In Norway and Sweden, the firm Hero Norway is feeding and housing refugees for a fee. Bloomberg Businessweek recently reported:
“For-profits now care for about 90 percent of Norway’s refugees. A gold rush has commenced, and it’s also a bit of a circus. Just outside Oslo, a savvy entrepreneur named Ola Moe recently rented a vacant hospital for $10,000 a month, did minimal upgrades, and began charging the government $460,000 a month to house and feed 200 refugees. At a refugee center in Southern Norway, 50 resident asylum seekers went on a two-hour march in November to protest the poor food, prompting one politician, an Iranian Norwegian named Mazyar Keshvari, to proclaim, ‘These ungrateful people should immediately leave the country.’”
ORS Services, a Swiss corporation, runs refugee facilities in Austria, Germany and Switzerland. The UN has reported finding conditions in the centres less than acceptable but governments are so desperate to outsource the migrant crisis, thereby transferring responsibility to corporate players who aren’t answerable to freedom of information requests or parliament.
It’s a democratic deficit at the heart of the asylum crisis but it’s exactly how corporations and governments like it. I’ve reported on the immigration issue for over a decade, in Australia, Britain, America, Greece and beyond, and one recurring theme is privatised refugee policies being far less accountable than publicly-run facilities. Government-managed centres aren’t utopian, abuses can be rampant there, too, but involving the profit motive in the equation guarantees secrecy and mismanagement.
“A key failing of Chancellor Angela Merkel was not providing enough state resources for the job”
The refugee crisis in Europe is the clearest sign yet that its various nation states are tied together more due to geography than belief, reason or ideology. When a major problem hits, like large numbers of asylum seekers crossing European borders, the first response is finding ways to repel them. Although Germany has taken in over one million migrants in the last year, with many more set to arrive in 2016, there’s no coherent plan to manage them. The result is the rise of the far-right, public anger and dwindling backing for a more humanitarian approach. Corporations are called in to save the government’s program.
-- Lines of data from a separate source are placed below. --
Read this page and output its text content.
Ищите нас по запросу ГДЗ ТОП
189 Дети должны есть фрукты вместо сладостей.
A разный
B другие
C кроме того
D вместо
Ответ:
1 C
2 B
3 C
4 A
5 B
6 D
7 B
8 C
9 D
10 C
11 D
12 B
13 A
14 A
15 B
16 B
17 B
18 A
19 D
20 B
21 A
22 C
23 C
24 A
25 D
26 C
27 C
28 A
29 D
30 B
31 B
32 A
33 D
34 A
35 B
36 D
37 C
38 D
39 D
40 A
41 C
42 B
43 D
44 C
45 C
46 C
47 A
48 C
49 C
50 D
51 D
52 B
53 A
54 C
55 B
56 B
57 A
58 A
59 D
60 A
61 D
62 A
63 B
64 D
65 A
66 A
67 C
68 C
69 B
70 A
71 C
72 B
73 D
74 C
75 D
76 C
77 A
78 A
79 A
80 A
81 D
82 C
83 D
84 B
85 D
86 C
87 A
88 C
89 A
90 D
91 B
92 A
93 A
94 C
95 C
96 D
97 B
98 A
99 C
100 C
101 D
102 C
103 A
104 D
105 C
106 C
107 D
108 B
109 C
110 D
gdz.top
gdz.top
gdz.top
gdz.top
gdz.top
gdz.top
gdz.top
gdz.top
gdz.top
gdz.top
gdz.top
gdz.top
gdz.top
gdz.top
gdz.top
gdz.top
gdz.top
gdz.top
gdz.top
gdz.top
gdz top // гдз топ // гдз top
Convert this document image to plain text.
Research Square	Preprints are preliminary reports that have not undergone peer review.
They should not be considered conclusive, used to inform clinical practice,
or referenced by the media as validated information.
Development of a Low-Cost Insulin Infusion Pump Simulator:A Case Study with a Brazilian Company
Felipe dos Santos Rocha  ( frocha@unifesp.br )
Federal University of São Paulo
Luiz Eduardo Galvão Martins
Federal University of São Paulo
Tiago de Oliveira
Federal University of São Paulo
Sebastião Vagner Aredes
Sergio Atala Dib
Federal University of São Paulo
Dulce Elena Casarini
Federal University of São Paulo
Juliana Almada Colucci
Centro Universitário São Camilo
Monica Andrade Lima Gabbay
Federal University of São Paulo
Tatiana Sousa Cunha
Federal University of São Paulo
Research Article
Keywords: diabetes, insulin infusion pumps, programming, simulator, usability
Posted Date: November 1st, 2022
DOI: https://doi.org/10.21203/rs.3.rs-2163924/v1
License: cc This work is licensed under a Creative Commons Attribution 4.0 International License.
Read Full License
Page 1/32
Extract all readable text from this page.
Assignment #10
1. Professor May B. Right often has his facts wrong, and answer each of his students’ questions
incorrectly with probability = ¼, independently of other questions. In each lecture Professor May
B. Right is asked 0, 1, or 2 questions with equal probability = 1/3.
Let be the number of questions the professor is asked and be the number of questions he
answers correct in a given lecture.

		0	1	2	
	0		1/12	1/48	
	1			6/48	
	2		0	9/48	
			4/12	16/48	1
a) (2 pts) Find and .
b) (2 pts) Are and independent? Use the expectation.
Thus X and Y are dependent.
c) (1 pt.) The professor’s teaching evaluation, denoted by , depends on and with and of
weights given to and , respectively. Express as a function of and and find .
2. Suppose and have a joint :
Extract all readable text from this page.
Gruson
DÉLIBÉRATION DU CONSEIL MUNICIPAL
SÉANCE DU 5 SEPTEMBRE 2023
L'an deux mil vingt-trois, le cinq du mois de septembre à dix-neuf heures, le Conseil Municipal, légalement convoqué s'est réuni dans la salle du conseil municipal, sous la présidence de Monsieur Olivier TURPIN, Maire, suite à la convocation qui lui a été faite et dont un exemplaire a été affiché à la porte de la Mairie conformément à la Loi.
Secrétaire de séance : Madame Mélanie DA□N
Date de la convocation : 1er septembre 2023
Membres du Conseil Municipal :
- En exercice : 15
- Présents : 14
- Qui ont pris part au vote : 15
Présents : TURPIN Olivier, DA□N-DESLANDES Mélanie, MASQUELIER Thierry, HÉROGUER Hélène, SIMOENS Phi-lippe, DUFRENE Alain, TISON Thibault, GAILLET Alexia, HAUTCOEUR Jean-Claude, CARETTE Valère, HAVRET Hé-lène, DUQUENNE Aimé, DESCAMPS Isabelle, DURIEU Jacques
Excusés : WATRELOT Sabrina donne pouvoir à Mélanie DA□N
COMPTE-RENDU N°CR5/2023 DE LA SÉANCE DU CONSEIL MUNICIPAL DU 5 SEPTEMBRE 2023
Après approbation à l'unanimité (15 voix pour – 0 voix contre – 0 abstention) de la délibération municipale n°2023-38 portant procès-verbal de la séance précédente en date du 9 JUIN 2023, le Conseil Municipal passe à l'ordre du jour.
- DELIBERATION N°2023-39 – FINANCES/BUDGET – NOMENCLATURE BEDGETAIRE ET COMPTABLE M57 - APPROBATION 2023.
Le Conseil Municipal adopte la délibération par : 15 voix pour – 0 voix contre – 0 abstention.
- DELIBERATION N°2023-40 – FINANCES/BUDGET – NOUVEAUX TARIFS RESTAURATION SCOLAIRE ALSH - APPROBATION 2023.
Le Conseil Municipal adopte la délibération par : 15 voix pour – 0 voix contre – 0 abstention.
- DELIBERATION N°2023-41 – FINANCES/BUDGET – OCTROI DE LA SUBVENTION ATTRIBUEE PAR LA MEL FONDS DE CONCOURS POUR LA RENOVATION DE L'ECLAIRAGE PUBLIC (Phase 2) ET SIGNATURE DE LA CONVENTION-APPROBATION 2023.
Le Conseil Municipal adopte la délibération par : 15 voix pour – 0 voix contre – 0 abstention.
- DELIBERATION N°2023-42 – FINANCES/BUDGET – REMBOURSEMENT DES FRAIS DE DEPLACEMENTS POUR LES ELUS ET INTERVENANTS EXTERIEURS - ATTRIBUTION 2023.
A key failing of Chancellor Angela Merkel was not providing enough state resources for the job. A Berlin-based journalist told me that volunteers across Germany have been on the frontline in refugee camps, doing the work state employees have not. As volunteers tire of the work and go home, nobody is replacing their labour. The result is migrants facing years in limbo waiting on their asylum claims to be processed.
The disconnect in Europe and many Western nations about the real reasons behind the refugee numbers is instructive. Failed states in the Middle East didn’t implode for no reason. Iraq, Afghanistan and Libya were destabilised by either Western occupation or outside interference. Syria, the world’s most-deadly conflict, has collapsed due to a toxic combination of Syrian government brutality (backed by Russia and Iran), Saudi Arabian and Qatari funding for ISIS and American arming and funding of extremist militants. Until one side destroys the other, Syrians will continue fleeing for their lives.
Privatising the refugee crisis is a short-term fix for an existential problem. Believing Europe has a plan for a unified future, multicultural and strong, is an illusion currently challenged by the facts. For disaster capitalism to thrive requires desperate governments to outsource their problems to the highest bidder. The result is dehumanising for refugees and citizens who don’t believe that the most vulnerable people on the planet deserve to be key indicators of profit.